Außerdem verstehe ich ihre Stimme besser. "..nor? Connor! Hörst du mich? Oh Gott, du bist tatsächlich wach!" Ich versuche zu antworten mit 'Ja, ja ich bin wach' oder 'wo bin ich?', aber aus meinem Mund kommt bloß ein lauwarmer Sabberfaden. Was ist bloß los? Das Denken wird schlagartig schwieriger, und alles wird unscharf. "Connor? Nein, bleib bei mir! Ich lieb.." Auch die Geräusche werden leiser, als würde ich in Watte gehüllt. Ich falle in einen tiefen Schacht.
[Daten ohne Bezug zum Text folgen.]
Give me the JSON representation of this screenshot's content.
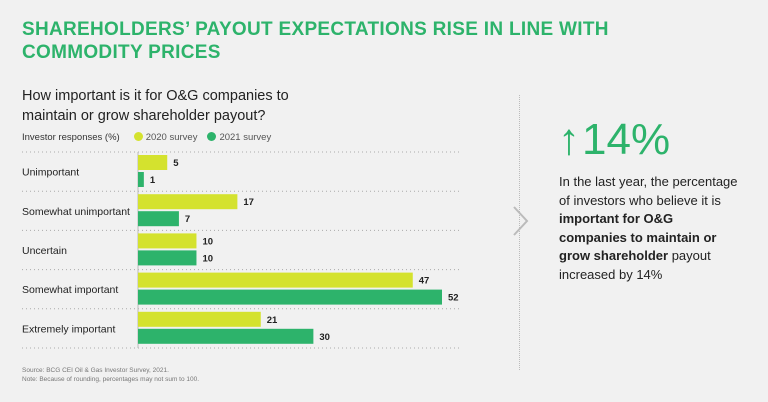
{
  "title": "SHAREHOLDERS’ PAYOUT EXPECTATIONS RISE IN LINE WITH COMMODITY PRICES",
  "question": "How important is it for O&G companies to maintain or grow shareholder payout?",
  "callout": {
    "arrow": "↑",
    "value": "14%",
    "text_pre": "In the last year, the percentage of investors who believe it is ",
    "text_bold": "important for O&G companies to maintain or grow shareholder",
    "text_post": " payout increased by 14%"
  },
  "source": "Source: BCG CEI Oil & Gas Investor Survey, 2021.",
  "note": "Note: Because of rounding, percentages may not sum to 100.",
  "chart_data": {
    "type": "bar",
    "orientation": "horizontal",
    "ylabel": "Investor responses (%)",
    "categories": [
      "Unimportant",
      "Somewhat unimportant",
      "Uncertain",
      "Somewhat important",
      "Extremely important"
    ],
    "series": [
      {
        "name": "2020 survey",
        "color": "#d4e22e",
        "values": [
          5,
          17,
          10,
          47,
          21
        ]
      },
      {
        "name": "2021 survey",
        "color": "#2db36b",
        "values": [
          1,
          7,
          10,
          52,
          30
        ]
      }
    ],
    "xlim": [
      0,
      52
    ]
  }
}
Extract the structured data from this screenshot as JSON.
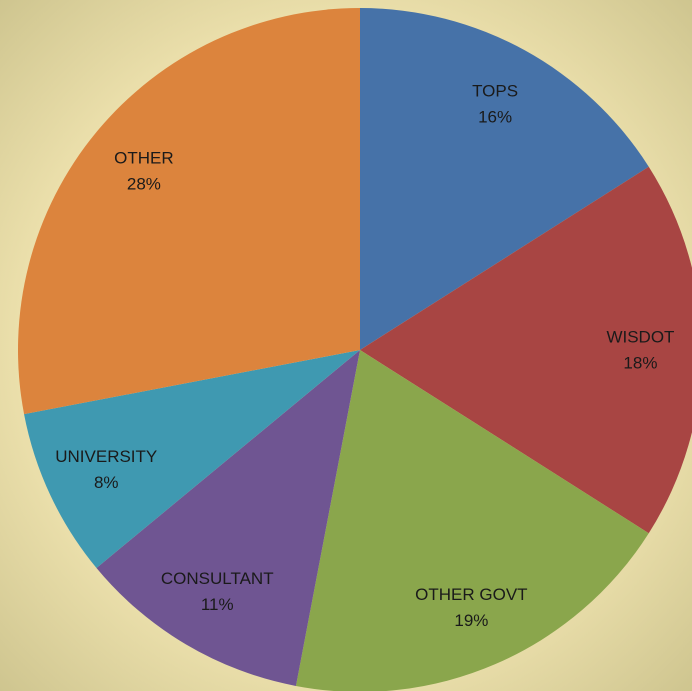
{
  "chart_data": {
    "type": "pie",
    "categories": [
      "TOPS",
      "WISDOT",
      "OTHER GOVT",
      "CONSULTANT",
      "UNIVERSITY",
      "OTHER"
    ],
    "values": [
      16,
      18,
      19,
      11,
      8,
      28
    ],
    "value_labels": [
      "16%",
      "18%",
      "19%",
      "11%",
      "8%",
      "28%"
    ],
    "colors": [
      "#4672a8",
      "#a84543",
      "#8aa64c",
      "#6f5592",
      "#3f99b1",
      "#dc843d"
    ]
  }
}
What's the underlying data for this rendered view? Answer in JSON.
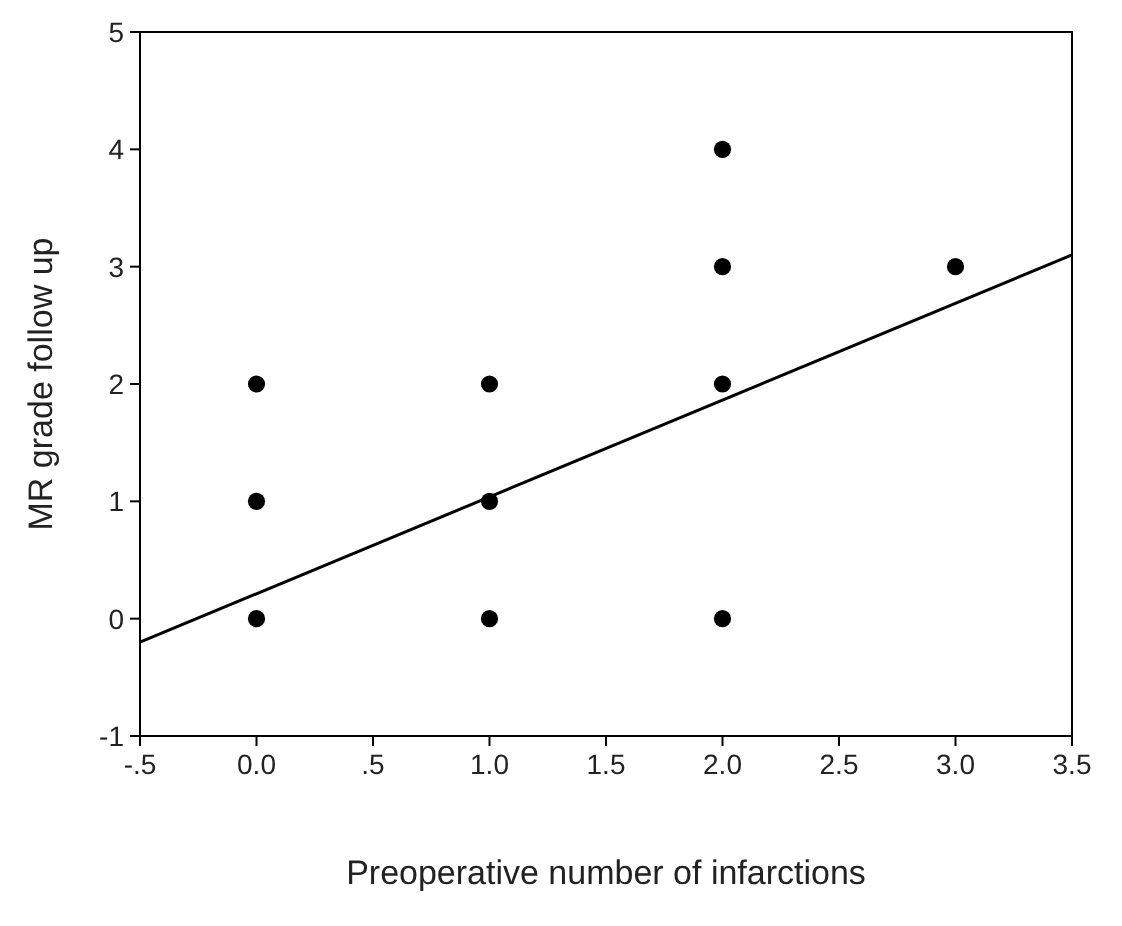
{
  "chart_data": {
    "type": "scatter",
    "xlabel": "Preoperative number of infarctions",
    "ylabel": "MR grade follow up",
    "series": [
      {
        "marker": "circle",
        "color": "#000000",
        "x": [
          0,
          0,
          0,
          1,
          1,
          1,
          2,
          2,
          2,
          2,
          3
        ],
        "values": [
          0,
          1,
          2,
          0,
          1,
          2,
          0,
          2,
          3,
          4,
          3
        ]
      },
      {
        "type": "line",
        "marker": "none",
        "color": "#000000",
        "x": [
          -0.5,
          3.5
        ],
        "values": [
          -0.2,
          3.1
        ]
      }
    ],
    "xlim": [
      -0.5,
      3.5
    ],
    "xticks": [
      {
        "value": -0.5,
        "label": "-.5"
      },
      {
        "value": 0,
        "label": "0.0"
      },
      {
        "value": 0.5,
        "label": ".5"
      },
      {
        "value": 1,
        "label": "1.0"
      },
      {
        "value": 1.5,
        "label": "1.5"
      },
      {
        "value": 2,
        "label": "2.0"
      },
      {
        "value": 2.5,
        "label": "2.5"
      },
      {
        "value": 3,
        "label": "3.0"
      },
      {
        "value": 3.5,
        "label": "3.5"
      }
    ],
    "ylim": [
      -1,
      5
    ],
    "yticks": [
      -1,
      0,
      1,
      2,
      3,
      4,
      5
    ],
    "line_style": "solid",
    "grid": false
  }
}
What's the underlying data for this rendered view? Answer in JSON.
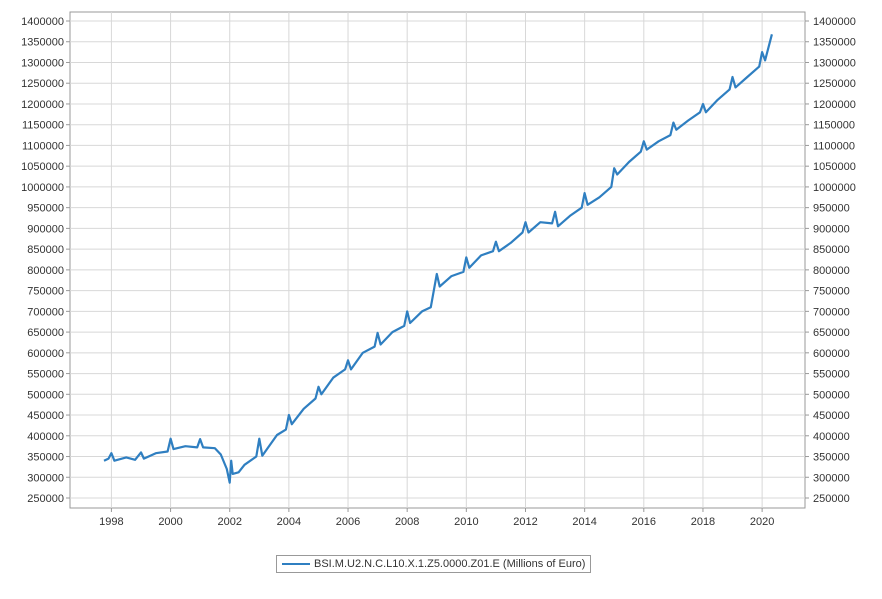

Meine Schulter schmerzt, und bevor ich meine dicken Augenlider voneinander trenne, kann ich schon ermitteln, dass ich wohl auf den harten Fußboden neben meinem Bett aufgewacht sein muss. Ich öffne sie, und betrachte einen staubigen, dunklen Fußboden. Benommen robbe ich mich ins Bett, versuche, meine Verspannungen zu lösen.

Ich erinnere mich genau an den Traum, es war ein Klartraum. Diese Frische, die mich erfüllte, und dieses Piepen.. ich kann kaum einen klaren Gedanken fassen. Halt, nein, da ist ein klarer Gedanke:

'Was war das bloß', geht mir durch den Kopf.